While studying at Princeton University, Jay Lagemann squeezed in every art history class he could between his load of mathematics courses. He was a math wiz — not an artist. But something about ancient sculptures and craftsmanship grabbed his attention more than any equation could.

It wasn’t until the completion of his college degree, and later a PhD in logic from the Massachusetts Institute of Technology (MIT), that Mr. Lagemann finally gave in to his passion for art and abandoned a halfhearted career in academia.

Artist Jay Lagemann poses with his creations. — Ray Ewing

Now, nearly five decades later, Mr. Lagemann’s sculptures of dancing couples, reading dogs and blue fishermen are found all over the Vineyard and up and down the East Coast. His latest work, a stainless steel sculpture titled Family, which depicts parents, two children and a dog, recently made its home on the Oak Bluffs waterfront.

“It just seemed like it was the right place for [Family],” said Mr. Lagemann, during an interview at his Chilmark home. “With my parents, we summered up here, and went down to Oak Bluffs and the Flying Horses and Giordano’s. We went there as a family to have fun.”

Mr. Lagemann originally created Family in 2009 and publicly displayed it five years later to welcome the Obamas on a trip to the Vineyard.
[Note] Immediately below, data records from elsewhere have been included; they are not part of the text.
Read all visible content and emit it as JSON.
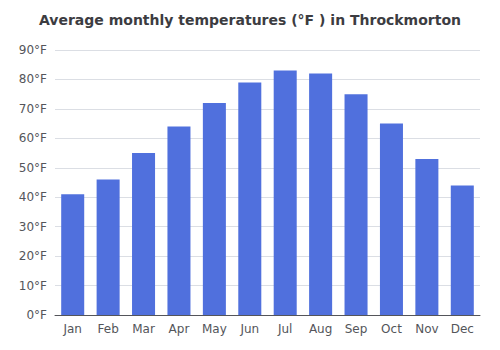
{
  "chart_data": {
    "type": "bar",
    "title": "Average monthly temperatures (°F ) in Throckmorton",
    "categories": [
      "Jan",
      "Feb",
      "Mar",
      "Apr",
      "May",
      "Jun",
      "Jul",
      "Aug",
      "Sep",
      "Oct",
      "Nov",
      "Dec"
    ],
    "values": [
      41,
      46,
      55,
      64,
      72,
      79,
      83,
      82,
      75,
      65,
      53,
      44
    ],
    "ylim": [
      0,
      90
    ],
    "yticks": [
      {
        "value": 0,
        "label": "0°F"
      },
      {
        "value": 10,
        "label": "10°F"
      },
      {
        "value": 20,
        "label": "20°F"
      },
      {
        "value": 30,
        "label": "30°F"
      },
      {
        "value": 40,
        "label": "40°F"
      },
      {
        "value": 50,
        "label": "50°F"
      },
      {
        "value": 60,
        "label": "60°F"
      },
      {
        "value": 70,
        "label": "70°F"
      },
      {
        "value": 80,
        "label": "80°F"
      },
      {
        "value": 90,
        "label": "90°F"
      }
    ],
    "grid": true
  }
}
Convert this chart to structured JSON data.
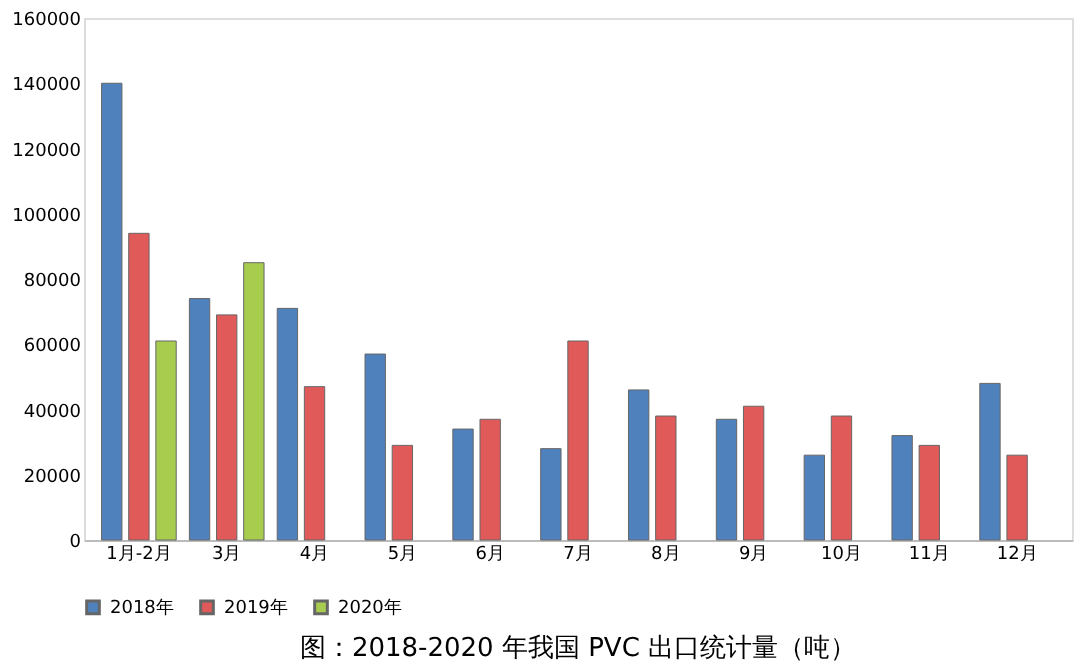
{
  "chart_data": {
    "type": "bar",
    "title": "图：2018-2020 年我国 PVC 出口统计量（吨）",
    "categories": [
      "1月-2月",
      "3月",
      "4月",
      "5月",
      "6月",
      "7月",
      "8月",
      "9月",
      "10月",
      "11月",
      "12月"
    ],
    "series": [
      {
        "name": "2018年",
        "color": "#4f81bd",
        "values": [
          140000,
          74000,
          71000,
          57000,
          34000,
          28000,
          46000,
          37000,
          26000,
          32000,
          48000
        ]
      },
      {
        "name": "2019年",
        "color": "#e05a5a",
        "values": [
          94000,
          69000,
          47000,
          29000,
          37000,
          61000,
          38000,
          41000,
          38000,
          29000,
          26000
        ]
      },
      {
        "name": "2020年",
        "color": "#a8cc4e",
        "values": [
          61000,
          85000,
          null,
          null,
          null,
          null,
          null,
          null,
          null,
          null,
          null
        ]
      }
    ],
    "ylim": [
      0,
      160000
    ],
    "yticks": [
      0,
      20000,
      40000,
      60000,
      80000,
      100000,
      120000,
      140000,
      160000
    ],
    "grid": false,
    "legend": "bottom"
  }
}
He said that the sculpture is based loosely on his own kin, but is meant to be universal.

“To me, it’s just about the feeling of the sculpture,” he said. “When you look at this piece... I don’t want there to be anything that holds back the natural image or feeling that goes into your brain.”

Jay Lagemann is most known for his Swordfish Harpooner sculpture in Menemsha. — Ray Ewing

Like many of his sculptures, Family is minimalistic and reminiscent of a stick figure drawing pulled straight from a sketch book. Finding his distinctive style and sculpting technique wasn’t easy for Mr. Lagemann, and failure has been a defining characteristic of his artistic career, he said.

“I mean, for like the first 15 years I think I sold one $50 piece,” he said.

Mr. Lagemann became inspired to sculpt while traveling around Europe after graduating from MIT. But as a nomadic young adult without a studio and little art training, he knew that making it as a sculptor was a long shot.

It was around 20 years later, after more traveling around the world, taking sculpting classes here and there and relocating his family to the Vineyard, that Mr. Lagemann created a signature piece that would become an iconic landmark on the Island: the Swordfish Harpooner.

Created for the Chilmark Tricentennial in 1994, the 17-foot-tall bronze sculpture of a fisherman balancing on the tail of a swordfish has stood watch over Menemsha Harbor for nearly three decades.

“I got the idea from when I grew up here in the 50s,” he said. “My best friend in grade school and high school and his family had a 60-foot schooner that they kept in Menemsha in the summer. They bought a harpoon and would go out and harpoon a couple of swordfish.”

“I really hope that my pieces get better over time,” he added. “Though sometimes you look at stuff and think... that elbow’s wrong.”

More of Jay Lagemann's creations at his Chilmark home. — Ray Ewing

As an artist working in the public domain, Mr. Lagemann said he is accustomed to criticism and knows that any display of his work can be met with mixed reviews. But to him, provoking thought and emotion of any kind from observers is the duty of art.

When it comes to Family, he hopes it encourages visitors and Islanders alike to hold their loved ones tightly.

“With this sculpture and its style, it doesn’t matter who you are or what the color of your skin is,” he said. “You’re going to love your kid. That is universal.”